Le Tribunal administratif de Montreuil, statuant en référé sur le fondement de l'article L. 521-2 du code de justice administrative, a constaté un non-lieu à statuer sur la requête de Mme B... demandant la délivrance d'une attestation de prolongation d'instruction de titre de séjour. Le préfet de la Seine-Saint-Denis ayant délivré l'attestation sollicitée postérieurement à l'introduction de la requête, les conclusions principales sont devenues sans objet. L'Etat a été condamné à verser 400 euros à la requérante au titre des frais de l'instance.
Texte intégral
Vu la procédure suivante :
Par une requête, enregistrée le 9 septembre 2025, et un mémoire enregistré le 11 septembre 2025, Mme A... B..., représentée par Me Thominette, demande au juge des référés, sur le fondement de l’article L. 521-2 du code de justice administrative, dans le dernier état de ses écritures :
1°) d’enjoindre au préfet de la Seine-Saint-Denis de lui délivrer une attestation de prolongation d’instruction « mentionnant son adresse actuelle soit le 92, avenue de la République à Bagnolet (93170) » et de statuer sur la demande de renouvellement de titre de séjour dans un délai d’un mois à compter de la notification de l’ordonnance à intervenir, sous astreinte de 150 euros par jour de retard ;
2°) de mettre à la charge de l’Etat le versement de la somme de 1 000 euros en application des dispositions de l’article L. 761-1 du code de justice administrative.

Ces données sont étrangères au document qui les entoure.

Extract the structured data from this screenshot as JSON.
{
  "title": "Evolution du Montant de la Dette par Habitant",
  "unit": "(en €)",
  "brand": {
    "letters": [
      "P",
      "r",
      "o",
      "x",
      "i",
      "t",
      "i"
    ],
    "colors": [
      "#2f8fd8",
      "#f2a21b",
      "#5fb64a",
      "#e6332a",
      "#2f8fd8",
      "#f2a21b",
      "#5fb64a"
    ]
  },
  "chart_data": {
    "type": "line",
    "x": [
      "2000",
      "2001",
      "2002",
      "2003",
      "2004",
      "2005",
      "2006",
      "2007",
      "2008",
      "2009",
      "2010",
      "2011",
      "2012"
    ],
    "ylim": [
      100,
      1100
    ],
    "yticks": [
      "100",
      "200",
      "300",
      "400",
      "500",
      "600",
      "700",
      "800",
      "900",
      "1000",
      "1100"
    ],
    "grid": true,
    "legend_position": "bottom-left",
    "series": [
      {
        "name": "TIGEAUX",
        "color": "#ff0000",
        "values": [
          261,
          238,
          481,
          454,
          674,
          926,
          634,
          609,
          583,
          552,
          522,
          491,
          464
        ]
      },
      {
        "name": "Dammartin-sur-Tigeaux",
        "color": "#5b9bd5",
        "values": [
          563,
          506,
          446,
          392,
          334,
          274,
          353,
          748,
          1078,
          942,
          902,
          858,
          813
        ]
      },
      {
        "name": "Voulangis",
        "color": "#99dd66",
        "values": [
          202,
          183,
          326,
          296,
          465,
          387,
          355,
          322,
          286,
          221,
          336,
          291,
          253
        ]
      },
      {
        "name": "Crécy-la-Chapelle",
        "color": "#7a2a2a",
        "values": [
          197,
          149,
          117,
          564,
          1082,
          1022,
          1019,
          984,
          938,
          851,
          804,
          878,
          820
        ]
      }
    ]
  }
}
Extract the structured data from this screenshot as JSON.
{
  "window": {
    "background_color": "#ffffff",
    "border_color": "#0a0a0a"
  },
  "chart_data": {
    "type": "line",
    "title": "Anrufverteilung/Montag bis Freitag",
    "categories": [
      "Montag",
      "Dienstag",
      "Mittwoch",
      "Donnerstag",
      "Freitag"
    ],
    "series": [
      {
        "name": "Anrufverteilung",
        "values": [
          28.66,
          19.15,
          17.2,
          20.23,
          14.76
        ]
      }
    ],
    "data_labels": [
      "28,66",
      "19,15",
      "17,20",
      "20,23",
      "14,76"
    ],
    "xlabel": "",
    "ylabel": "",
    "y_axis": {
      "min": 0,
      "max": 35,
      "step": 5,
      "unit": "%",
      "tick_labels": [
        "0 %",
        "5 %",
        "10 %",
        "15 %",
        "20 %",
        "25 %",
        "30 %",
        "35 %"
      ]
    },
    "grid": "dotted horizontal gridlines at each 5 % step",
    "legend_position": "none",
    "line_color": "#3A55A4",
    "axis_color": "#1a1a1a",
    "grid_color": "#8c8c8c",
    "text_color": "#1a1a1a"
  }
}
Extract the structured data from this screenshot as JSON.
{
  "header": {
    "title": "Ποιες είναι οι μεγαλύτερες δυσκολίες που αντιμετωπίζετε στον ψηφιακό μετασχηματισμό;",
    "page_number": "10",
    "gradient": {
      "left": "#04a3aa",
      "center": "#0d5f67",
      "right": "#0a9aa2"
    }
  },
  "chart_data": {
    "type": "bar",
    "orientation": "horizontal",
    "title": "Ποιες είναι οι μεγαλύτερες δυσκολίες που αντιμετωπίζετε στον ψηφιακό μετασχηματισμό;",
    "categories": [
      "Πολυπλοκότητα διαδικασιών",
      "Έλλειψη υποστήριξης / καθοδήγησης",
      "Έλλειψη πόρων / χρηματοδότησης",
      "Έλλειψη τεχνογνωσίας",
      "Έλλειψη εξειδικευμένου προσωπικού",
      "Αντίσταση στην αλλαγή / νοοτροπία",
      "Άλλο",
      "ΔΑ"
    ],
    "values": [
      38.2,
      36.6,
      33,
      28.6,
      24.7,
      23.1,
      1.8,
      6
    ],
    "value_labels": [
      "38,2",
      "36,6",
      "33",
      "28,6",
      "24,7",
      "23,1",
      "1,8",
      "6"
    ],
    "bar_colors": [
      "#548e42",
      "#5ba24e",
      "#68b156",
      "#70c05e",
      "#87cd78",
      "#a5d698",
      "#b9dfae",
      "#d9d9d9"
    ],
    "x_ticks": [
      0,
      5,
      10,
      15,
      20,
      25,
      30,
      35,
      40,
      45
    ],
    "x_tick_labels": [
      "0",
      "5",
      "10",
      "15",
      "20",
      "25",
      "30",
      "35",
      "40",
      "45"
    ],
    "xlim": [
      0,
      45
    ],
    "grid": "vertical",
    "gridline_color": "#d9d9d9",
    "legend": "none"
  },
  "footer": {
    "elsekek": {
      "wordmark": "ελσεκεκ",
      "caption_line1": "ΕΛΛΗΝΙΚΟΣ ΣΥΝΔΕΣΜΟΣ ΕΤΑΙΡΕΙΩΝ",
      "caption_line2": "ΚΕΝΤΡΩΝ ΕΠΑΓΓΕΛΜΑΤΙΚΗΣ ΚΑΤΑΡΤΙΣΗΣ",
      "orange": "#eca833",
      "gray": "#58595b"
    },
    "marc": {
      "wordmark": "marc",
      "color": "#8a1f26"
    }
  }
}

Par un mémoire en défense, enregistré le 11 septembre 2025, le préfet de la Seine-Saint-Denis, représenté par Me Tomasi, conclut au non-lieu à statuer sur les conclusions principales de la requête et au rejet des conclusions relatives aux frais de l’instance.
Il fait valoir qu’une attestation de prolongation d’instruction, valable du 11 septembre 2025 au 10 décembre 2025, a été délivrée à l’intéressée.
Vu les autres pièces du dossier.
Vu le code de justice administrative.
La présidente du tribunal a désigné M. Desimon, premier conseiller, pour exercer les fonctions de juge des référés, en application de l’article L. 511-2 du code de justice administrative.
Les parties ont été informées par courrier du 11 septembre 2025 que l’affaire était radiée du rôle de l’audience du 15 septembre 2025.
Considérant ce qui suit :
Lorsque le juge des référés, saisi sur le fondement de l’article L. 521-2 du code de justice administrative a estimé, au vu de la requête dont il est saisi, qu'il y avait lieu, non de la rejeter en l'état pour l'un des motifs mentionnés à l'article L. 522-3 du code de justice administrative, mais d'engager la procédure prévue à l'article L. 522-1 de ce code, il lui incombe de poursuivre cette procédure et, notamment, de tenir une audience publique. Il en va différemment lorsque, après que cette procédure a été engagée, intervient un désistement ou un évènement rendant sans objet la requête, auquel cas le juge peut, dans le cadre de son office, donner acte du désistement ou constater un non-lieu sans tenir d’audience.
Postérieurement à l’introduction de la requête, une attestation de prolongation d’instruction, valable du 11 septembre 2025 au 10 décembre 2025, a été délivrée à l’intéressée. Par suite, et alors que la requérante ne saurait sérieusement reprocher dans le cadre de la présente procédure de référé liberté la mention d’une mauvaise adresse postale sur cette attestation, les conclusions présentées par Mme B... sur le fondement des dispositions de l’article L. 521-2 du code de justice administrative sont devenues sans objet. Il n’y a, en conséquence, plus lieu d’y statuer.
Dans les circonstances de l’espèce, il y a lieu de mettre à la charge de l’Etat le versement de la somme de 400 euros en application des dispositions de l’article L. 761-1 du code de justice administrative.
O R D O N N E :
Article 1er : Il n’y a plus lieu de statuer sur les conclusions principales de la requête.
Article 2 : L’Etat versera la somme de 400 euros à Mme B... en application des dispositions de l’article L. 761-1 du code de justice administrative.
Article 3 : La présente ordonnance sera notifiée à Mme A... B... et au ministre d’Etat, ministre de l’intérieur.
Copie en sera adressée au préfet de la Seine-Saint-Denis.
Fait à Montreuil, le 15 septembre 2025.
Le juge des référés,
F. DESIMON
La République mande et ordonne au ministre d’Etat, ministre de l’intérieur en ce qui le concerne ou à tous commissaires de justice à ce requis en ce qui concerne les voies de droit commun contre les parties privées, de pourvoir à l’exécution de la présente décision.